GEN Y and EMPLOYEE BENEFITS

David Friedman, president of RSI, an employee benefits firm in Mount Laurel, N.J., said; “Most recent college grads — part of the so-called Generation Y — aren’t all that focused on the benefits packages their employers are offering. They want to get a job and they want to make money. They don’t know anything about it and they don’t really care.”

“But when those Gen Yers do get situated, Friedman said, and reach their late 20s and 30s, what they will want out of their workplace and their employee benefits will be different than the so-called Generation X that came before them — and drastically different than the baby boomers before them.”
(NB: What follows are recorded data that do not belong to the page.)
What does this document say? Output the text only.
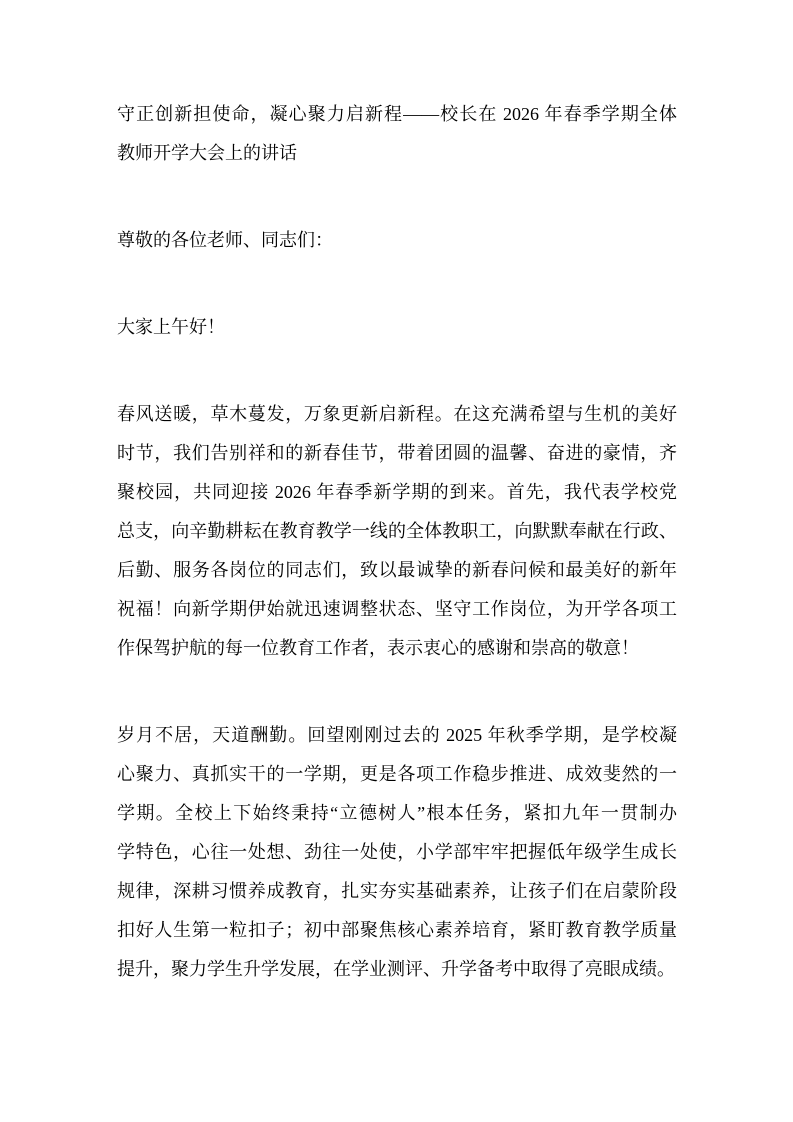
守正创新担使命，凝心聚力启新程——校长在 2026 年春季学期全体
教师开学大会上的讲话
尊敬的各位老师、同志们：
大家上午好！
春风送暖，草木蔓发，万象更新启新程。在这充满希望与生机的美好
时节，我们告别祥和的新春佳节，带着团圆的温馨、奋进的豪情，齐
聚校园，共同迎接 2026 年春季新学期的到来。首先，我代表学校党
总支，向辛勤耕耘在教育教学一线的全体教职工，向默默奉献在行政、
后勤、服务各岗位的同志们，致以最诚挚的新春问候和最美好的新年
祝福！向新学期伊始就迅速调整状态、坚守工作岗位，为开学各项工
作保驾护航的每一位教育工作者，表示衷心的感谢和崇高的敬意！
岁月不居，天道酬勤。回望刚刚过去的 2025 年秋季学期，是学校凝
心聚力、真抓实干的一学期，更是各项工作稳步推进、成效斐然的一
学期。全校上下始终秉持“立德树人”根本任务，紧扣九年一贯制办
学特色，心往一处想、劲往一处使，小学部牢牢把握低年级学生成长
规律，深耕习惯养成教育，扎实夯实基础素养，让孩子们在启蒙阶段
扣好人生第一粒扣子；初中部聚焦核心素养培育，紧盯教育教学质量
提升，聚力学生升学发展，在学业测评、升学备考中取得了亮眼成绩。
Friedman and others in the employee benefits field agree that, more than ever, families are trying to juggle jobs and home life. And while generations past have just lived with workplace rigidity, that is changing. “When you look at the generation coming up now, I think the thing that generation will value more than anything is flexibility,” Friedman said. “People want to have a more balanced life.”

Friedman said a flexible workplace may be one that allows its workers to work flex-time hours, for example 7 to 3 instead of 9 to 5, or it could offer day care so that employees can juggle work and home more easily.

Friedman said the change in expectations is because roles — for instance, gender roles — have become less rigid and there are fewer expectations for work. Plus, many workers in American society are much wealthier than they used to be and have more lifestyle options available.

“It’s no longer ‘You’re born this way, and here is what your expected role is,” Friedman said. “Today, they’re so many more choices available to everyone.”

A new study by Mercer Human Resource Consulting shows that, in fact, Gen Yers are looking for different benefits from the workplace and more flexibility. Called the 2002 People at Work Survey, that study found that employees ages 18-24 (those falling in the Gen Y category) are a lot different than even Gen X employees. It found that Gen Y employees are more likely to say their motivation at work is influenced by a flexible workplace and opportunities for promotion, not salary. The study found that 83 percent of those in the 18-24 age group were motivated by flexibility, while only 73 percent cited salary as important. Those in the older age groups were less likely to want flexibility, yet more likely to want higher wages.

“Flexible working arrangements are highly prized by Gen Y workers,” said Debra Besch, a senior consultant in Mercer’s Philadelphia office.